Mas o técnico em enfermagem, num cochilo de quem supervisiona tudo, finge que deu o banho. Faz uma encenação, molhando a cabeça, trocando a roupa, refazendo os curativos. Mas o tempo, que geralmente é de quase uma hora, reduziu-se aos quinze minutos da ida a padaria. Uma olhada rápida engana, mas de perto a cadeira de banho está seca, a toalha minimamente usada, e a esponja também seca, são demonstrações claras de que o banho não foi dado. A irritação sobe a cabeça, mas é preciso muita calma. O profissional já faz esse serviço todos os domingos há quase um ano. Em tese já sabe tudo o que tem de fazer e não deveria ser preciso nenhuma chamada. Diante desse fato novo, é questionado. No começo nega, mas, diante do indesculpável, leva o idoso para o banho.

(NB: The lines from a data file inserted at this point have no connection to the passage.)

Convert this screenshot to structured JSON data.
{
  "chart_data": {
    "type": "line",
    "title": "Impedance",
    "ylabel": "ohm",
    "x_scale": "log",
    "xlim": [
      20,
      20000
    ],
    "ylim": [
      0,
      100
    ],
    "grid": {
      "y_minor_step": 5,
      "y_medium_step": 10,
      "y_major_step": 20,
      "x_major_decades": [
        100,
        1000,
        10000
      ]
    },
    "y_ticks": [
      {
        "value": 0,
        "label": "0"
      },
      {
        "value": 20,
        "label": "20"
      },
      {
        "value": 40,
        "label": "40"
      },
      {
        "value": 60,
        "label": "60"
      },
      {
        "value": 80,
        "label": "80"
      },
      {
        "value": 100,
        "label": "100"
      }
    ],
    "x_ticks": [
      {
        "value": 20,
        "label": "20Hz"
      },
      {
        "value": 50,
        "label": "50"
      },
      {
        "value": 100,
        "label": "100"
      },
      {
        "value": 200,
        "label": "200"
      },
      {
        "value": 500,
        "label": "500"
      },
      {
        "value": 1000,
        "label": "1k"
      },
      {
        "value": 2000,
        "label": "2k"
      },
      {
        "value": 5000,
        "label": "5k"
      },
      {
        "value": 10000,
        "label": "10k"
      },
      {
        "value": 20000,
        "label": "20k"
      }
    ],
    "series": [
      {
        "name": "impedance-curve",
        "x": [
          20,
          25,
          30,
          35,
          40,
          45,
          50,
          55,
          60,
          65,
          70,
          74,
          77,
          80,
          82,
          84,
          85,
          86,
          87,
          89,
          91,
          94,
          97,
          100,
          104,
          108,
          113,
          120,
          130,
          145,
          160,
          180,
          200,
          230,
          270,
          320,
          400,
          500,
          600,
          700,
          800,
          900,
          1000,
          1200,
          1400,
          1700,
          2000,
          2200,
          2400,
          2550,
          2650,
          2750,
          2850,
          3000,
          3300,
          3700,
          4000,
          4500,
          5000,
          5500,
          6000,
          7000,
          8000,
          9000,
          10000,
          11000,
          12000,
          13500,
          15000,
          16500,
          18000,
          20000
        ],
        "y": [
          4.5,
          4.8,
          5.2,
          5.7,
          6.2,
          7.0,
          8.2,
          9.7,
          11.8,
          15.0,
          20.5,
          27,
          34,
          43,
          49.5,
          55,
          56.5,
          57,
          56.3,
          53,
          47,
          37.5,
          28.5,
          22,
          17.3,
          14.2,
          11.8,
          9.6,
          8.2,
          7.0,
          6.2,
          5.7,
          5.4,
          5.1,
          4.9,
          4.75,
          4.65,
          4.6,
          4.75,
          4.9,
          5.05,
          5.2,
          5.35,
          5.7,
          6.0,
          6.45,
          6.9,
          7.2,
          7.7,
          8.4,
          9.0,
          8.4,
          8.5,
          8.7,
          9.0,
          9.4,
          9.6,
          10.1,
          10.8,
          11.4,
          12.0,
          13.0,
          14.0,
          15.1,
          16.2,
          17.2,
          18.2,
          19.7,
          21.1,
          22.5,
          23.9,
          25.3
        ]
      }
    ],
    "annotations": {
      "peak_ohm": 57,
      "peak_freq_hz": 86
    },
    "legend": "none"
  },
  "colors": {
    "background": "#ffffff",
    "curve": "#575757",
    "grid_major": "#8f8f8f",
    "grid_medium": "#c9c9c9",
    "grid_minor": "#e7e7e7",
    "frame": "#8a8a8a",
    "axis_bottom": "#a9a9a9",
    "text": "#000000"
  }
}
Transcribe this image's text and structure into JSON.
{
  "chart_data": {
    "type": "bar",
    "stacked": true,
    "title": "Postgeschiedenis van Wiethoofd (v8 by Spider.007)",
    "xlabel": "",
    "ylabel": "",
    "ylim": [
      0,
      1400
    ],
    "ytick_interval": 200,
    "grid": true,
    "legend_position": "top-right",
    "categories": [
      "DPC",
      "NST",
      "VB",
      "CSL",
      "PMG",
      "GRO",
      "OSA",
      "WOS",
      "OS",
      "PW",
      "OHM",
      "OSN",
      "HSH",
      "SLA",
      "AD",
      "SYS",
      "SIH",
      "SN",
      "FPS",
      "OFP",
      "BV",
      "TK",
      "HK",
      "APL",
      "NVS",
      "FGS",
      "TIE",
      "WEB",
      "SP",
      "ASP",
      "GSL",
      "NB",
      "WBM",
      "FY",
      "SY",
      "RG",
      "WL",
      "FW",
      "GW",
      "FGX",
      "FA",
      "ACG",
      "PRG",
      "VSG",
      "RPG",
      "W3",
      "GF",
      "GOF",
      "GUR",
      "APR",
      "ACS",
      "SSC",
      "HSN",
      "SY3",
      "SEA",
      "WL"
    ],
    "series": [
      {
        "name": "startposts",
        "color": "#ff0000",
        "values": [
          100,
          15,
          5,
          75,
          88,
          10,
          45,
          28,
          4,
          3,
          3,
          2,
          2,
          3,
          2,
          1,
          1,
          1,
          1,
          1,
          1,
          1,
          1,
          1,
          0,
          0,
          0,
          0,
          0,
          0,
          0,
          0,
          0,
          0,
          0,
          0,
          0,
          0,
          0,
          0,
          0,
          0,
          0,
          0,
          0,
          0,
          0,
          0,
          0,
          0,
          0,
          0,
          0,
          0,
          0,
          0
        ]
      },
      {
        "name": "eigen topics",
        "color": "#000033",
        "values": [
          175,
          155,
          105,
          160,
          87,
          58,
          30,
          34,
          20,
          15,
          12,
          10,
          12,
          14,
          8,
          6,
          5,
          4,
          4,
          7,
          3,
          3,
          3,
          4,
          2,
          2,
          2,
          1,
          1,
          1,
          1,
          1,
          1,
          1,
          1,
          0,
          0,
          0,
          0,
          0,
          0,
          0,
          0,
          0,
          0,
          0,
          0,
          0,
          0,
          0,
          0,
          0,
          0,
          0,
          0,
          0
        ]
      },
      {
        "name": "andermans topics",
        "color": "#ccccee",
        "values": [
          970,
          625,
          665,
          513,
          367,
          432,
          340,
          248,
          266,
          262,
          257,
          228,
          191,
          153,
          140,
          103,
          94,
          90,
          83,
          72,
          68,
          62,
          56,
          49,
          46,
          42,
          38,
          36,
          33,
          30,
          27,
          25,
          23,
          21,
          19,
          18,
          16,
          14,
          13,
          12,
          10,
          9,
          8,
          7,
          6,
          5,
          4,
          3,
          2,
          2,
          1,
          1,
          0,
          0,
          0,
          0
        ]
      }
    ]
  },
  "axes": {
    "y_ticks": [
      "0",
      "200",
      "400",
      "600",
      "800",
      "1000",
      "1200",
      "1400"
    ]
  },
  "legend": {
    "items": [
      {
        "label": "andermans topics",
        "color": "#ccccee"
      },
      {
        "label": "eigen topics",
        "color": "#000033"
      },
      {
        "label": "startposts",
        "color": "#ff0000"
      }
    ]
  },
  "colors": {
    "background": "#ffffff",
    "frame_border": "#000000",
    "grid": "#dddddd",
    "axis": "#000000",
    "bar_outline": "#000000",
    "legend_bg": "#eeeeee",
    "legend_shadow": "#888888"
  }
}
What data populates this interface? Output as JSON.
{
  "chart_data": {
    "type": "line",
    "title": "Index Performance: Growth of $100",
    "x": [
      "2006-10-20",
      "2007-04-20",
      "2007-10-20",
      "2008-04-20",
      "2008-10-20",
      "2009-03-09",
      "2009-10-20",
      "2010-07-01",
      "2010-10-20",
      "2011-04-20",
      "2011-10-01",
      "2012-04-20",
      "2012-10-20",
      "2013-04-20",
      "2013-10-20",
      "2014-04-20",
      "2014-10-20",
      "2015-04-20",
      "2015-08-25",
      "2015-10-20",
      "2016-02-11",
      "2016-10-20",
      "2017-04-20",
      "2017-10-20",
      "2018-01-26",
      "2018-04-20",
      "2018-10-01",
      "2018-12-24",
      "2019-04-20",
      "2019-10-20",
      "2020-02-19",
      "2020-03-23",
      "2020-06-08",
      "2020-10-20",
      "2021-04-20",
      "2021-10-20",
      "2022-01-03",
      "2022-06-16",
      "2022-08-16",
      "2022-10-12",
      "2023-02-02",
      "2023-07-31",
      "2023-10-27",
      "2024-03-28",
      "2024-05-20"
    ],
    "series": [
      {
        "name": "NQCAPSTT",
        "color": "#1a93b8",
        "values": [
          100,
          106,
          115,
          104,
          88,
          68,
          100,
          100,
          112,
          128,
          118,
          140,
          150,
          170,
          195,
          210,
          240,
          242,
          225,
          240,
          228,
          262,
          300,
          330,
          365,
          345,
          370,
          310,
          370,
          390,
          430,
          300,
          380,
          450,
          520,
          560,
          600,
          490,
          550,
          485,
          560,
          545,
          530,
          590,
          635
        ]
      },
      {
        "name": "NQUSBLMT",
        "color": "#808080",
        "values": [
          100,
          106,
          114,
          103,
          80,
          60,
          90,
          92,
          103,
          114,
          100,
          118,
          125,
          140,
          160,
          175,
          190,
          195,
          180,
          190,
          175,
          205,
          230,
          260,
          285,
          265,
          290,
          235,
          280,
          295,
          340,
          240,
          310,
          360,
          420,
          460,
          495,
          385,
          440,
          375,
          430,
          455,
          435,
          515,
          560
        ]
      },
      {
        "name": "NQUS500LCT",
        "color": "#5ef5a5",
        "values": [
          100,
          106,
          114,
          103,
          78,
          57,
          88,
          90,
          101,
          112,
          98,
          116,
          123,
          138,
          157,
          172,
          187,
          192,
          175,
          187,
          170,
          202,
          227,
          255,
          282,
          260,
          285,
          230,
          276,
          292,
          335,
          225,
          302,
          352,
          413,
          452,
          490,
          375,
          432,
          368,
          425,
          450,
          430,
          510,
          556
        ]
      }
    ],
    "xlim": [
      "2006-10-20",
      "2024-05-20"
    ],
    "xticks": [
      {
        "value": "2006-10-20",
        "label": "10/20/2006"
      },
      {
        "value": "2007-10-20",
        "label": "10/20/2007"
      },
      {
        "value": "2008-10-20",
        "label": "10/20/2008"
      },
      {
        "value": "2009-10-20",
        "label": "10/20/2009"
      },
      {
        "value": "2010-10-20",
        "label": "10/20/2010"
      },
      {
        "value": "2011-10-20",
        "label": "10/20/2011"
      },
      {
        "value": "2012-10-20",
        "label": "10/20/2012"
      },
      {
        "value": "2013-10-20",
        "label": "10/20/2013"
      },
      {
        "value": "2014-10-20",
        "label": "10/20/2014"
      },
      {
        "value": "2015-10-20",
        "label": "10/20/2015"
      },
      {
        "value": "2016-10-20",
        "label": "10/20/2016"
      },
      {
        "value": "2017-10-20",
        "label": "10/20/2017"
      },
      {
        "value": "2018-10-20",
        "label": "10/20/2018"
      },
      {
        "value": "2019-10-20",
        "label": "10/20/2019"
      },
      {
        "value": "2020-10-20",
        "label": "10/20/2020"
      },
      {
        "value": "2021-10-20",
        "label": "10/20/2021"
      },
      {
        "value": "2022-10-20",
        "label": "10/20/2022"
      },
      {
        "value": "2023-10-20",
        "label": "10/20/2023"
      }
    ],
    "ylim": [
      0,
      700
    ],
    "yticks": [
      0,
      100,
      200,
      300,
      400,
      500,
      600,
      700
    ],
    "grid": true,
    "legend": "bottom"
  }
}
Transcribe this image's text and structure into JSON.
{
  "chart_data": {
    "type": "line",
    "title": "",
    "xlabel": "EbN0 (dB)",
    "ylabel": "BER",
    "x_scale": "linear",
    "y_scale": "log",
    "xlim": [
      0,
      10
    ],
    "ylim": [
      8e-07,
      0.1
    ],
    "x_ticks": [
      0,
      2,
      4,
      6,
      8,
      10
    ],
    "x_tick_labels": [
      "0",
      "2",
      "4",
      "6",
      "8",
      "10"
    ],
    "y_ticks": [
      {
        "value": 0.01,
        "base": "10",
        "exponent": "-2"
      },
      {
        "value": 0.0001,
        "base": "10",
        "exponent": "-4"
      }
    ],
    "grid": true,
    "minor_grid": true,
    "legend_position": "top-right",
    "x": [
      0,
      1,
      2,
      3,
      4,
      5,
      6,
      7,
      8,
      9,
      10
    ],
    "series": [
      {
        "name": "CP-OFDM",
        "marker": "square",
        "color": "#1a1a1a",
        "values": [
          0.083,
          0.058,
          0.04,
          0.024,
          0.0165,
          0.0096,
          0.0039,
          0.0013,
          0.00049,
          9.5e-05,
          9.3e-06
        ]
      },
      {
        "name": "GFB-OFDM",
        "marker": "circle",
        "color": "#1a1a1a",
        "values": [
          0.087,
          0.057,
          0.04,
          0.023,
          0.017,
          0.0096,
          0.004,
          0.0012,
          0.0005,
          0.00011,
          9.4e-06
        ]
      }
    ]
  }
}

Meio caído de lado na cadeira, que é de rodas, com um assento de tampa de vaso sanitário, o velho nu é molhado com a mangueirinha do chuveiro. Não mais consegue demonstrar satisfação, como antes, com o contato da água. Mas ele gosta. Seu corpo é ensaboado com uma esponja macia, com espuma de sabonete líquido suavemente perfumado. Na cabeça, a espuma do xampu dá-lhe um aspecto bizarro. Toda a espuma é retirada, a boca sem dentes é lavada com um anti-séptico bucal e ele tem a pele enxugada e depois coberta com creme. De volta ao quarto, os curativos são feitos (da sonda do estômago, por onde é alimentado, e do braço, que foi ferido na cadeira há alguns dias e está custando a sarar, mesmo com todos os aparatos) e a roupa é colocada. É hora de injetar com seringa a dieta no estômago e também o rol de remédios.  Com os cabelos brancos, sedosos e lisos, penteados para trás, imitando os tempos de saúde, o velho está, finalmente, pronto para um outro dia de sono. O torpor que o acomete há tantos anos, mal o deixa abrir os olhos. Quando muito estimulado, esboça um esgar facial, entreabre um dos olhos por instantes, depois espreme as pálpebras com força, voltando ao seu dormir profundo, cansado que está de aguardar pelo sono eterno.